His mouth lifts, but it doesn’t reach his eyes. “You think that was me breaking you?”
“No,” I say. “I think that was you holding the pieces just tight enough to stop them from shattering.”
He brushes a strand of hair from my face, then kisses my forehead, slow and deliberate.
There’s something quiet in his touch now. Not possessive. Not demanding.
Just present.
And I realize this man, who sees too much and feels too little, is letting me in. Not just into his bed, or his hands, or his skin. But into the space no one else gets.
The space where his monsters sleep.
And that scares me.
Because I don’t know how long they’ll let me stay.
But right now, I’m here.
And so is he.
Chapter 18 – Elias - The Quiet Watch
There’s a certain silence that comes after ruin. Not peace. Not relief. Just silence. Like the walls are holding their breath.
Mara is asleep, her legs tangled with mine, her skin still warm from where I touched her last. There’s a mark on her wrist from where I held her down. Faint. Fitting. A little crooked like the rest of us.
She’s asleep. I should be too.
But I’m not.
Because nothing in me feels still.
The room is warm with the weight of what we just did, the windows fogged, the air thick with sweat and aftermath. I brush my fingers along her hip, slow and steady, like my touch can keep her tethered to now instead of whatever shadows she wakes up with.
She murmurs something in her sleep and shifts slightly, pressing her cheek closer to my shoulder. Her leg stays hooked over mine. Possessive. Unconscious. Beautiful.
And for a second, I let myself just feel it.
I lie still for a moment, letting her weight anchor me. But my mind’s already moving. Mapping threats. Rewinding everything we missed while we were buried inside each other. The job Lydia flagged. The surveillance drop I haven’t checked. The pulse in my gut that tells me something is shifting outside this room.
I ease out from under her, careful not to wake her. She stirs once, murmurs something, but doesn’t wake. I pull the blanket higher over her shoulder and press my mouth to her temple. Just a breath. Then I move.
The hallway is dim. My phone buzzes the moment I step out of range of the bedroom jammer. Lydia.

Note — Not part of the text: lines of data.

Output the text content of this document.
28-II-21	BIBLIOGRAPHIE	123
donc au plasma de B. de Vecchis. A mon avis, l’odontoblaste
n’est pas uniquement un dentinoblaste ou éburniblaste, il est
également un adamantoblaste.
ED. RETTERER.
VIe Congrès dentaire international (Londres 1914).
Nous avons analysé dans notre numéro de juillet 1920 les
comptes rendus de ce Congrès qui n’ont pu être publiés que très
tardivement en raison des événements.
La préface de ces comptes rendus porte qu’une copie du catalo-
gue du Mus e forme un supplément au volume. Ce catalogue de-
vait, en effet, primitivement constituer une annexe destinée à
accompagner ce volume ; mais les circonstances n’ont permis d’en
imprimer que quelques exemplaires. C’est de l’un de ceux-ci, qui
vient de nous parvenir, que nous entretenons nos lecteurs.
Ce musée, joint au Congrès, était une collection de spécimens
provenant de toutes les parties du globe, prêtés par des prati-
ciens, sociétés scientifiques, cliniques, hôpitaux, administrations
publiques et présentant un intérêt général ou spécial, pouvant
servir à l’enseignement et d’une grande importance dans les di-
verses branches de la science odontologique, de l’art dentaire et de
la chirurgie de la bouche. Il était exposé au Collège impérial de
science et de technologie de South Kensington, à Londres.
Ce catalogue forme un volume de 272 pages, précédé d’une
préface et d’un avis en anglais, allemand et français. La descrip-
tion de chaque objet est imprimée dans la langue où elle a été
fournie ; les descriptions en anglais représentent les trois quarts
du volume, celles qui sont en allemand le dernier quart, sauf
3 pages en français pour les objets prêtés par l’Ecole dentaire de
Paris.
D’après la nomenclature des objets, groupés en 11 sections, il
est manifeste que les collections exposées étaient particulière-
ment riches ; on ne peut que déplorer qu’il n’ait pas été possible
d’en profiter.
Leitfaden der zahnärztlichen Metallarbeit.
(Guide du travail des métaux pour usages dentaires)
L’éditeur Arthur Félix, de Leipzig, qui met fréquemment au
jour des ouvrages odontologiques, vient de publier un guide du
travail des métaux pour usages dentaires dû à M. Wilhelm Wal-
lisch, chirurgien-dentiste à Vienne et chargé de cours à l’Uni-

Client flagged. You’ll want to read this one before 5 a.m.
No details. Just enough urgency to make it clear it’s not optional.
I don’t go to my office.
Instead, I stop at the wall panel and activate the secured channel, pulling the new file directly onto the terminal mounted in the hallway. The screen lights up with data—encrypted strings, metadata logs, images stitched from various surveillance feeds. The client request is clean. Precise. The contract language is cold, surgical. Just how I like it.
But the subject....
My pulse slows.
It’s not Caleb. It’s not even Mara’s world. This is my world. The one I built before her.